Both options should have been identical in CPU utilization - in both cases, IMAQ will directly write to the buffers treating it as nothing more than a simple storage bin of bytes. The fact that you see a 50% increase in using "image *" probably reflects then some OOP process, namely, a function call, being interposed. Not sure how this is done/possible as IMAQ has no idea what an "image *" is. On the other hand, if you are instead using imgSessionExamineBuffer() to lock a buffer, and then copy that buffer vis memcpy() or using a member function of 'image', then that's where the CPU utilization will spike. The OOP methods, unless it's a static function, incur a function call penalty for each access, and this can get extremely busy if you are using accessors/mutators like good OOP practice dictates.

My advice would be to try as much as possible to stream data to buffers which you can then hopefully directly attach to OOP objects. See if 'image' type, if not native, has methods that would permit you to attach a simple (char []) or (unsigned char[] - note that this is pretty much identical in C speak to char * or unsigned char *) to use as it's memory source.

As for "casting" from 10-bit to 8-bit, this is simply not possible. A 10-bit image capture requires 2-bytes per pixel, whereas 8-bit only requires 1. First, assuming you could live with the reduce dynamic range (8-bits permit values from 0..256, 10-bit from 0..1024), you would have to decide what you wish to lop off. Let's say you have dim images, and all values are <=256. If this is the case, then you only need the lower byte. To see why casting is not possible, you would need to read every _other_ byte (since each pixel in your original acquisition required 2 bytes), skipping the "high" byte of the 2-byte word (assuming PC architecture, big endian). Alternatively, you could choose to read the high byte, skipping every other byte but starting at offset 1 instead of 0. Either way, you see it's not trivial to convert from 10-bits to 8-bits, and this is not even considering the loss in dynamic range, e.g. if you had values between, say, 120 through 500 - how would you store that into a byte that only holds 0..256? Even if you did a baseline subtraction (expensive - every pixels needs to get subtracted) you would still end up with values from 0..480.

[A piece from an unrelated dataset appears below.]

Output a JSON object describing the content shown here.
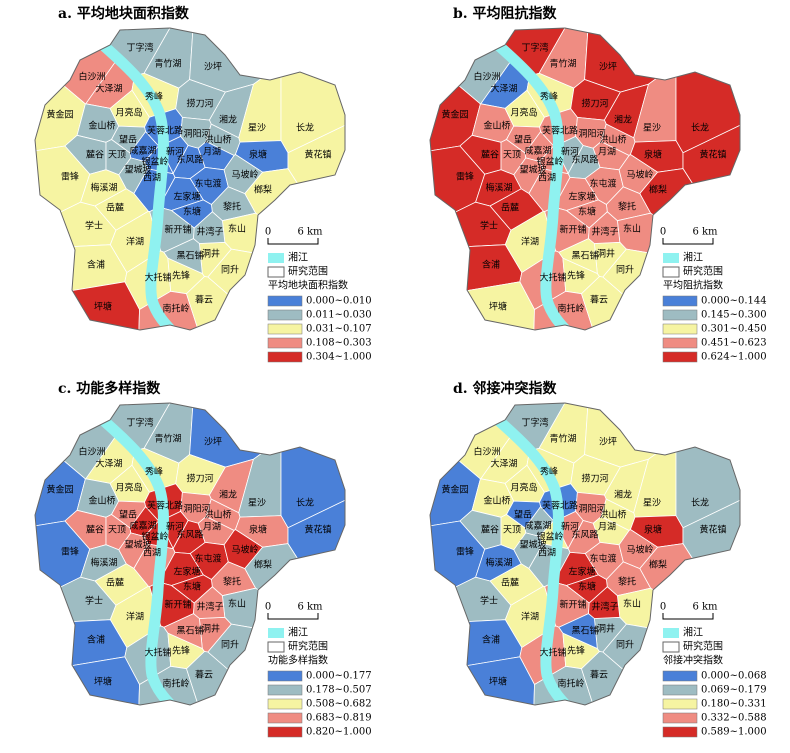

Your best option would be to find routines that can deal with 16-bit images (there are hard to find, only TIFF/PNG supports 16-bit grayscale for storage, and VS.Net I just found out lets you create objects for them, but you can't save/display/print them). Then it's a trivial matter to "cast" from 10-bit to 16-bit, as you have increased dynamic range (no truncation to worry about) and it's all the same to the system - 2 bytes per pixel. You just need to make sure that the function is expecting 16-bit (2-byte or word sized) values, e.g. short wordArray[]; __int16 wordArray[]; System::Int16 wordArray[]; etc. depending on your platform/compiler/etc.

Good luck.
--
[System info: NI-1429e running in 'Base' CL-mode plugged into an x4 PCI-e slot on a Dell PowerEdge 1800, dual 3.2Ghz Xenon, 6GB RAM, Windows 2003 Server SP1, LV8.0/7.1, IMAQ v3.5, Dell CERC SATA RAID controller card with 4x250GB Seagate HDD, one Seagate 250GB HDD connected to system's primary SATA port for OS.]